Um caso que chamou a atenção das autoridades e da população de Santa Catarina terminou com a prisão preventiva de uma mulher de 37 anos acusada de assumir uma identidade falsa para se passar por uma adolescente de 12 anos. A suspeita, identificada pela Polícia Civil como Amanda Maria Souza de Oliveira, foi detida em Joinville após investigações apontarem que ela viveu durante cerca de 14 meses com uma família que acreditava estar acolhendo uma menor em situação de vulnerabilidade.
Segundo a apuração policial, Amanda utilizava o nome de “Gabriele” e relatava uma história marcada por supostos maus-tratos sofridos no Pará. Com esse discurso, ela conseguiu sensibilizar integrantes de uma comunidade religiosa e, posteriormente, uma família que decidiu oferecer abrigo, assistência e apoio emocional.
De acordo com os investigadores, a mulher criou uma série de justificativas para explicar características físicas incompatíveis com a idade que alegava ter. Ela afirmava possuir autismo e dizia que sua aparência adulta seria consequência do uso forçado de hormônios durante a infância.
A Polícia Civil informou ainda que a suspeita mantinha comportamentos infantilizados para reforçar a personagem que havia criado. Entre os hábitos relatados durante as investigações estavam o uso de mamadeiras, chupetas e objetos utilizados para dormir.
Durante o período em que permaneceu na residência da família, Amanda recebeu tratamento semelhante ao de uma filha adotiva. Ela participou da rotina familiar, teve um quarto preparado especialmente para ela e esteve presente em eventos e comemorações.
As investigações indicam que, embora não recebesse dinheiro diretamente, a mulher desfrutava de diversos benefícios oferecidos pela família acolhedora, que acreditava estar ajudando uma adolescente em situação de risco.
O delegado Rodrigo Bueno Gusso, responsável pelo caso, afirmou que a suspeita conseguiu criar um forte vínculo emocional com os membros da família, conquistando a confiança de todos ao longo dos meses.
Descoberta do esquema
A fraude começou a ser desvendada após uma parente da família demonstrar desconfiança em relação à história apresentada pela suposta adolescente. Segundo a polícia, a mulher passou a pesquisar informações na internet e encontrou registros de um caso semelhante ocorrido anteriormente no Rio de Janeiro.

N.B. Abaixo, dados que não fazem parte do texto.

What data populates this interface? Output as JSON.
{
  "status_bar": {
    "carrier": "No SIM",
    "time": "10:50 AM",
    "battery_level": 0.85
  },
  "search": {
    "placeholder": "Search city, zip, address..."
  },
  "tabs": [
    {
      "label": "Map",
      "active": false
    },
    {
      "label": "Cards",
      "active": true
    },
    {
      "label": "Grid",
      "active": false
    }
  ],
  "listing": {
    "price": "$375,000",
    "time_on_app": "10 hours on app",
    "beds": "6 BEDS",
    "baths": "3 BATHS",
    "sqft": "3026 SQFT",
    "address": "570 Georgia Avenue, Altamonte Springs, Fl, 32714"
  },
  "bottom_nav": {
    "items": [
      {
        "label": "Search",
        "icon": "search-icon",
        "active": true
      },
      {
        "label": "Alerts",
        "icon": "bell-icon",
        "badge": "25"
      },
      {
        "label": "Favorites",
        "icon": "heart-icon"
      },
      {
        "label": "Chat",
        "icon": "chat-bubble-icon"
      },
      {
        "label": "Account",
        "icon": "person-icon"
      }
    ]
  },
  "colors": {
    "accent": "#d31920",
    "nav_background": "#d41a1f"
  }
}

Ao identificar semelhanças entre as situações, ela alertou a família, que procurou as autoridades para esclarecer o caso. A partir daí, a Polícia Civil aprofundou as investigações e confirmou que a identidade utilizada pela suspeita era falsa.
Histórico de ocorrências em outros estados
Os investigadores descobriram que Amanda já teria utilizado métodos semelhantes em diferentes regiões do país. Há registros de ocorrências envolvendo a suspeita nos estados de São Paulo, Rio de Janeiro, Minas Gerais, Goiás e Rio Grande do Sul.

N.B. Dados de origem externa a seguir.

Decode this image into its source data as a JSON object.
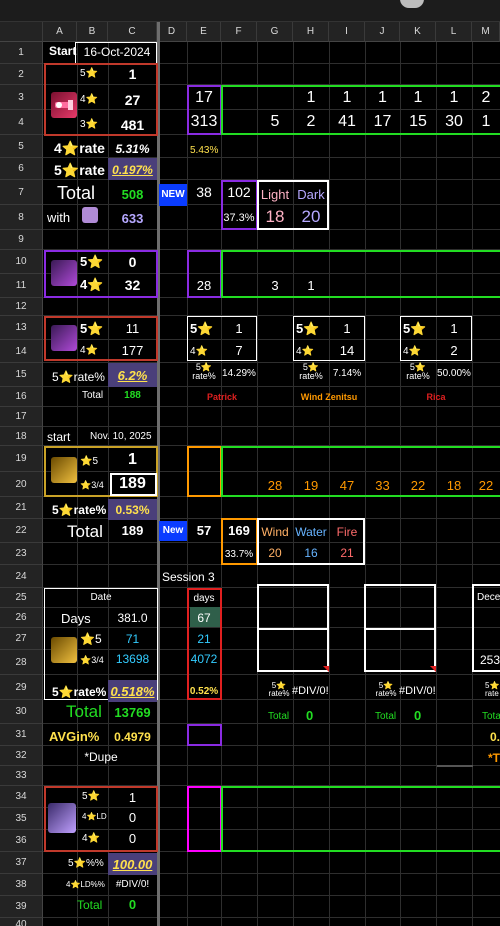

Em 2023, ela chegou a ser presa em Nova Iguaçu, no Rio de Janeiro, onde teria aplicado golpes alegando ser vítima de uma rede criminosa ligada à prostituição e práticas de bruxaria. Na ocasião, também teria utilizado informações falsas para enganar pessoas e obter benefícios.
Prisão preventiva e exame de sanidade mental
Após a descoberta dos fatos em Joinville, a Justiça de Santa Catarina decretou a prisão preventiva da investigada. Ela foi encaminhada ao Presídio Regional de Joinville, onde permanece à disposição da Justiça.
A defesa informou que solicitou a realização de um exame de sanidade mental para avaliar a condição psicológica da acusada. O pedido foi aceito pelo Judiciário, que determinou a realização de perícia oficial.
Enquanto o laudo não é concluído, a Polícia Civil segue reunindo informações para esclarecer a extensão dos prejuízos causados e identificar possíveis novas vítimas. Amanda Maria Souza de Oliveira é investigada pelos crimes de estelionato e falsa identidade, e o caso continua sob apuração.